Note: Find a comprehensive list of parameters and their possible values here.

Return value

This function returns the F1 score of the positive class for binary classification problems or the weighted average of the F1 scores of each class for multiclass problems.

Example

from sklearn.metrics import f1_score
# define true labels
true_labels = ["a", "c", "b", "a"]
# define corresponding predicted labels
pred_labels = ["c", "c", "b", "a"]
# find f1 scores for different weighted averages
score = f1_score(true_labels, pred_labels, average="macro")
print("Macro F1-Score: ", score)
score = f1_score(true_labels, pred_labels, average="micro")
print("Micro F1-Score: ", score)
score = f1_score(true_labels, pred_labels, average="weighted")
print("Weighted F1-Score: ", score)

Explanation

  • Line 1: We import the f1_score function from the sklearn.metrics library.

  • Lines 4–7: We define the true labels and predicted labels.

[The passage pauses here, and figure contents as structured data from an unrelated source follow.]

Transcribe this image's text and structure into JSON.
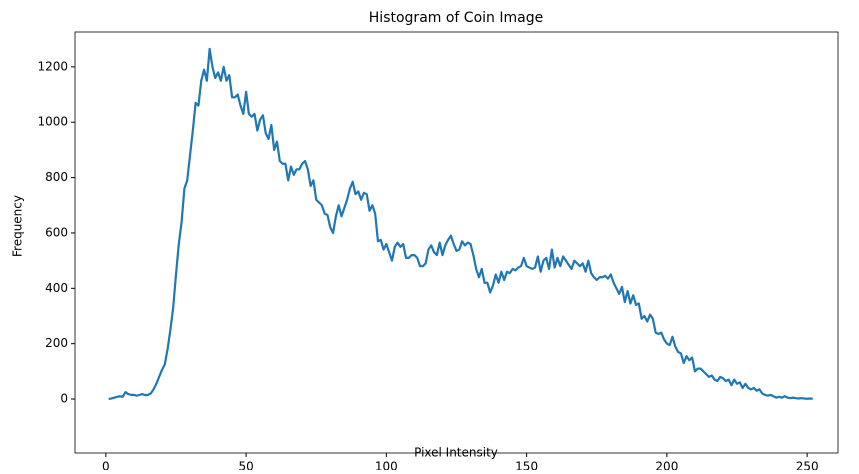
{
  "chart_data": {
    "type": "line",
    "title": "Histogram of Coin Image",
    "x_label": "Pixel Intensity",
    "y_label": "Frequency",
    "color": "#1f77b4",
    "grid": false,
    "x": [
      1,
      2,
      3,
      4,
      5,
      6,
      7,
      8,
      9,
      10,
      11,
      12,
      13,
      14,
      15,
      16,
      17,
      18,
      19,
      20,
      21,
      22,
      23,
      24,
      25,
      26,
      27,
      28,
      29,
      30,
      31,
      32,
      33,
      34,
      35,
      36,
      37,
      38,
      39,
      40,
      41,
      42,
      43,
      44,
      45,
      46,
      47,
      48,
      49,
      50,
      51,
      52,
      53,
      54,
      55,
      56,
      57,
      58,
      59,
      60,
      61,
      62,
      63,
      64,
      65,
      66,
      67,
      68,
      69,
      70,
      71,
      72,
      73,
      74,
      75,
      76,
      77,
      78,
      79,
      80,
      81,
      82,
      83,
      84,
      85,
      86,
      87,
      88,
      89,
      90,
      91,
      92,
      93,
      94,
      95,
      96,
      97,
      98,
      99,
      100,
      101,
      102,
      103,
      104,
      105,
      106,
      107,
      108,
      109,
      110,
      111,
      112,
      113,
      114,
      115,
      116,
      117,
      118,
      119,
      120,
      121,
      122,
      123,
      124,
      125,
      126,
      127,
      128,
      129,
      130,
      131,
      132,
      133,
      134,
      135,
      136,
      137,
      138,
      139,
      140,
      141,
      142,
      143,
      144,
      145,
      146,
      147,
      148,
      149,
      150,
      151,
      152,
      153,
      154,
      155,
      156,
      157,
      158,
      159,
      160,
      161,
      162,
      163,
      164,
      165,
      166,
      167,
      168,
      169,
      170,
      171,
      172,
      173,
      174,
      175,
      176,
      177,
      178,
      179,
      180,
      181,
      182,
      183,
      184,
      185,
      186,
      187,
      188,
      189,
      190,
      191,
      192,
      193,
      194,
      195,
      196,
      197,
      198,
      199,
      200,
      201,
      202,
      203,
      204,
      205,
      206,
      207,
      208,
      209,
      210,
      211,
      212,
      213,
      214,
      215,
      216,
      217,
      218,
      219,
      220,
      221,
      222,
      223,
      224,
      225,
      226,
      227,
      228,
      229,
      230,
      231,
      232,
      233,
      234,
      235,
      236,
      237,
      238,
      239,
      240,
      241,
      242,
      243,
      244,
      245,
      246,
      247,
      248,
      249,
      250,
      251,
      252
    ],
    "values": [
      0,
      2,
      5,
      8,
      10,
      8,
      25,
      18,
      15,
      15,
      12,
      15,
      18,
      14,
      15,
      20,
      35,
      55,
      80,
      105,
      125,
      180,
      250,
      330,
      450,
      560,
      640,
      760,
      790,
      880,
      970,
      1070,
      1060,
      1150,
      1190,
      1150,
      1265,
      1200,
      1160,
      1180,
      1150,
      1200,
      1150,
      1170,
      1090,
      1090,
      1100,
      1060,
      1030,
      1110,
      1030,
      1020,
      1030,
      970,
      1010,
      1025,
      960,
      940,
      990,
      900,
      930,
      860,
      850,
      850,
      790,
      840,
      810,
      830,
      830,
      850,
      860,
      830,
      770,
      790,
      720,
      710,
      700,
      670,
      665,
      620,
      600,
      660,
      700,
      660,
      690,
      720,
      760,
      785,
      740,
      750,
      720,
      745,
      740,
      680,
      700,
      670,
      570,
      575,
      540,
      560,
      530,
      500,
      550,
      565,
      550,
      560,
      510,
      510,
      520,
      520,
      510,
      480,
      480,
      490,
      540,
      555,
      530,
      520,
      565,
      520,
      555,
      575,
      590,
      560,
      535,
      540,
      570,
      555,
      565,
      560,
      520,
      470,
      440,
      470,
      420,
      420,
      385,
      410,
      450,
      420,
      460,
      430,
      460,
      455,
      470,
      465,
      475,
      480,
      510,
      480,
      475,
      470,
      475,
      515,
      460,
      500,
      510,
      470,
      540,
      475,
      510,
      480,
      515,
      500,
      485,
      470,
      500,
      490,
      480,
      490,
      460,
      500,
      455,
      440,
      430,
      440,
      440,
      445,
      435,
      450,
      420,
      400,
      380,
      405,
      350,
      390,
      345,
      375,
      340,
      345,
      290,
      300,
      280,
      305,
      290,
      240,
      235,
      240,
      215,
      200,
      195,
      225,
      190,
      170,
      165,
      130,
      155,
      140,
      150,
      100,
      110,
      110,
      100,
      90,
      80,
      85,
      70,
      65,
      80,
      75,
      65,
      70,
      50,
      70,
      55,
      60,
      40,
      55,
      40,
      35,
      40,
      30,
      35,
      20,
      15,
      12,
      15,
      10,
      5,
      8,
      5,
      10,
      5,
      3,
      5,
      3,
      2,
      3,
      2,
      1,
      2,
      1
    ],
    "xlim": [
      -11,
      261
    ],
    "xticks": [
      0,
      50,
      100,
      150,
      200,
      250
    ],
    "ylim": [
      -195,
      1326
    ],
    "yticks": [
      0,
      200,
      400,
      600,
      800,
      1000,
      1200
    ]
  }
}
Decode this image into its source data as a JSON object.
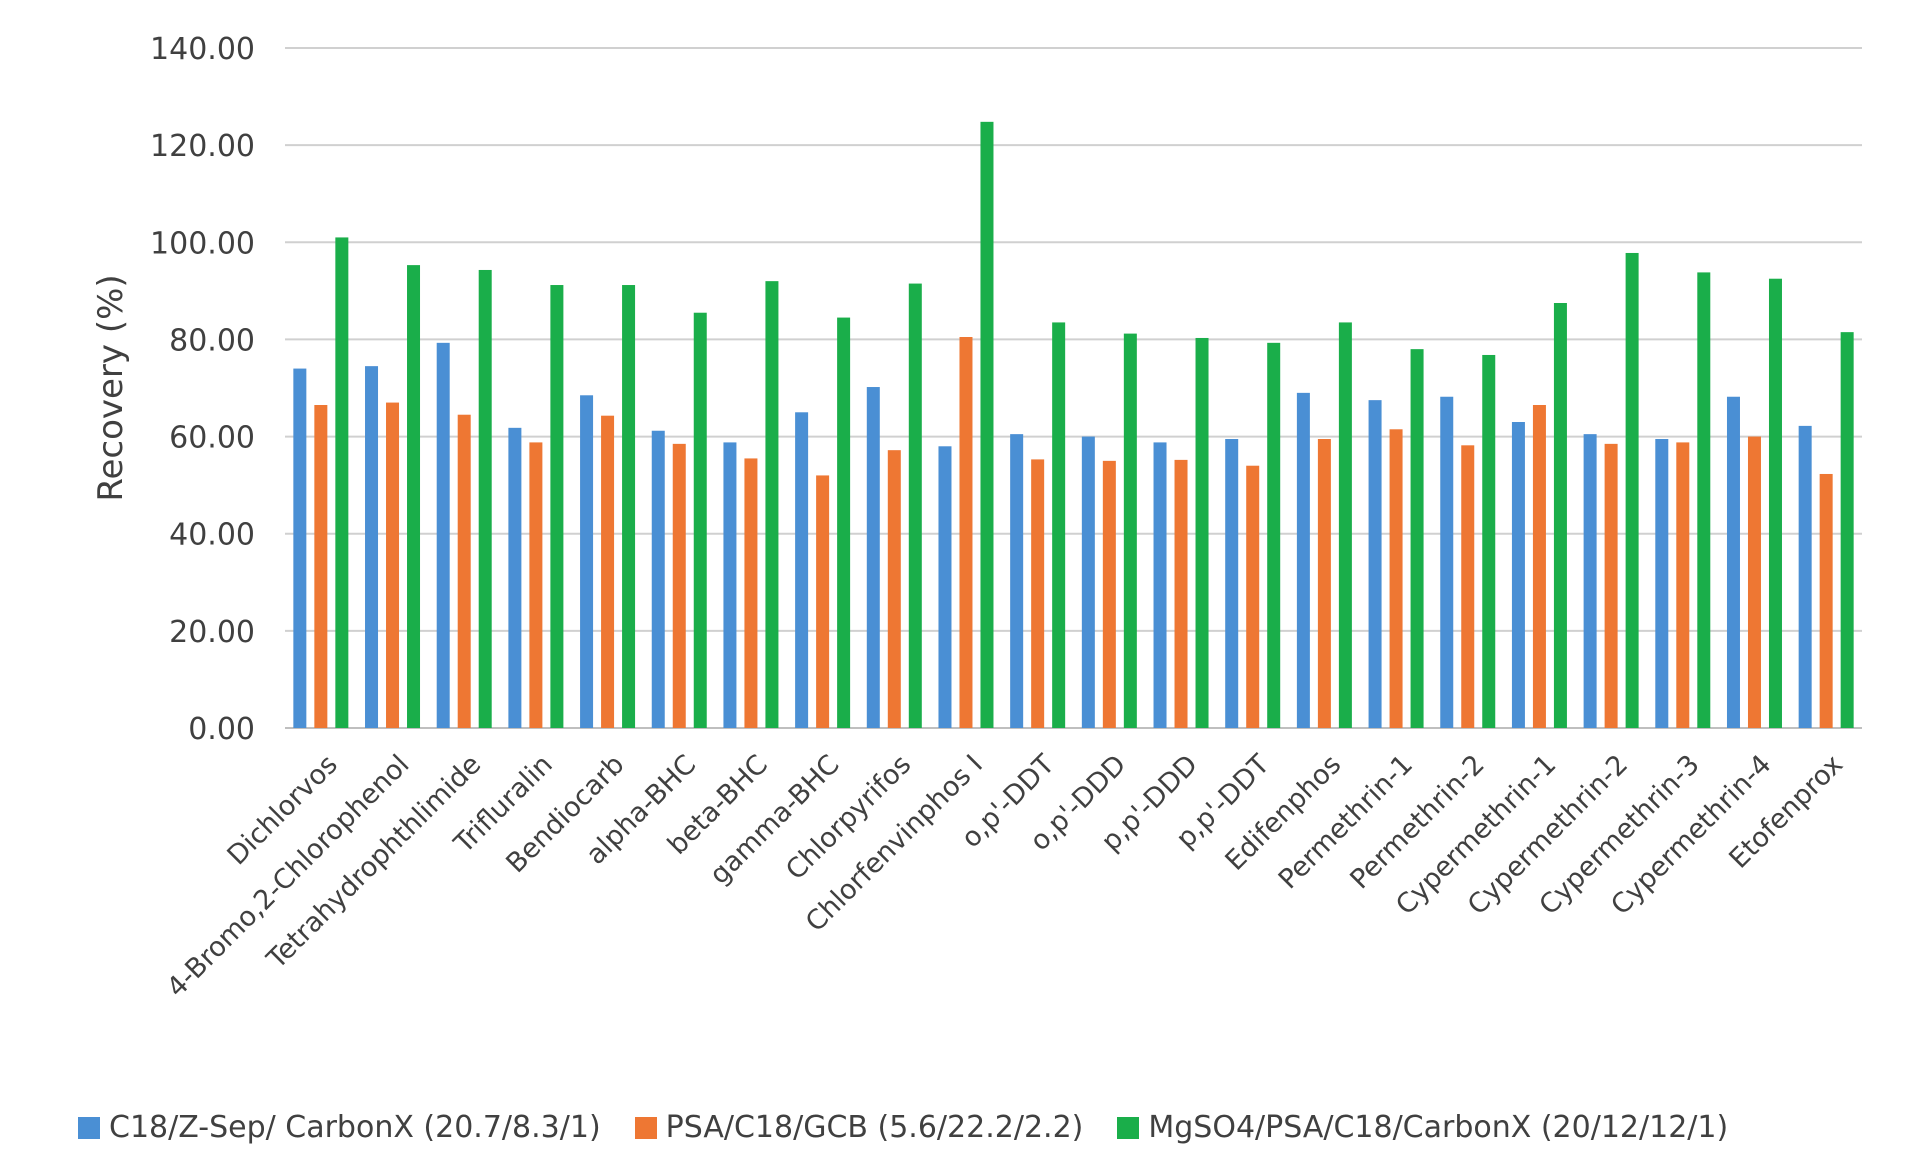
{
  "chart_data": {
    "type": "bar",
    "title": "",
    "xlabel": "",
    "ylabel": "Recovery (%)",
    "ylim": [
      0,
      140
    ],
    "yticks": [
      "0.00",
      "20.00",
      "40.00",
      "60.00",
      "80.00",
      "100.00",
      "120.00",
      "140.00"
    ],
    "grid": "horizontal",
    "legend_position": "bottom",
    "categories": [
      "Dichlorvos",
      "4-Bromo,2-Chlorophenol",
      "Tetrahydrophthlimide",
      "Trifluralin",
      "Bendiocarb",
      "alpha-BHC",
      "beta-BHC",
      "gamma-BHC",
      "Chlorpyrifos",
      "Chlorfenvinphos I",
      "o,p'-DDT",
      "o,p'-DDD",
      "p,p'-DDD",
      "p,p'-DDT",
      "Edifenphos",
      "Permethrin-1",
      "Permethrin-2",
      "Cypermethrin-1",
      "Cypermethrin-2",
      "Cypermethrin-3",
      "Cypermethrin-4",
      "Etofenprox"
    ],
    "series": [
      {
        "name": "C18/Z-Sep/ CarbonX (20.7/8.3/1)",
        "color": "#4a8fd4",
        "values": [
          74.0,
          74.5,
          79.3,
          61.8,
          68.5,
          61.2,
          58.8,
          65.0,
          70.2,
          58.0,
          60.5,
          60.0,
          58.8,
          59.5,
          69.0,
          67.5,
          68.2,
          63.0,
          60.5,
          59.5,
          68.2,
          62.2
        ]
      },
      {
        "name": "PSA/C18/GCB (5.6/22.2/2.2)",
        "color": "#ee7733",
        "values": [
          66.5,
          67.0,
          64.5,
          58.8,
          64.3,
          58.5,
          55.5,
          52.0,
          57.2,
          80.5,
          55.3,
          55.0,
          55.2,
          54.0,
          59.5,
          61.5,
          58.2,
          66.5,
          58.5,
          58.8,
          60.0,
          52.3
        ]
      },
      {
        "name": "MgSO4/PSA/C18/CarbonX (20/12/12/1)",
        "color": "#1aae4a",
        "values": [
          101.0,
          95.3,
          94.3,
          91.2,
          91.2,
          85.5,
          92.0,
          84.5,
          91.5,
          124.8,
          83.5,
          81.2,
          80.3,
          79.3,
          83.5,
          78.0,
          76.8,
          87.5,
          97.8,
          93.8,
          92.5,
          81.5
        ]
      }
    ]
  }
}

As there are 3 classes (a, b, c), this is a multiclass problem.

  • Line 11: We calculate the macro-average of the predicted classes through the F1_score function. The calculated score is output accordingly.

  • Line 14: We calculate the micro-average of the predicted classes through the F1_score function. The calculated score is output accordingly.

  • Line 17: We calculate the weighted average of the predicted classes through the F1_score function. The calculated score is output accordingly.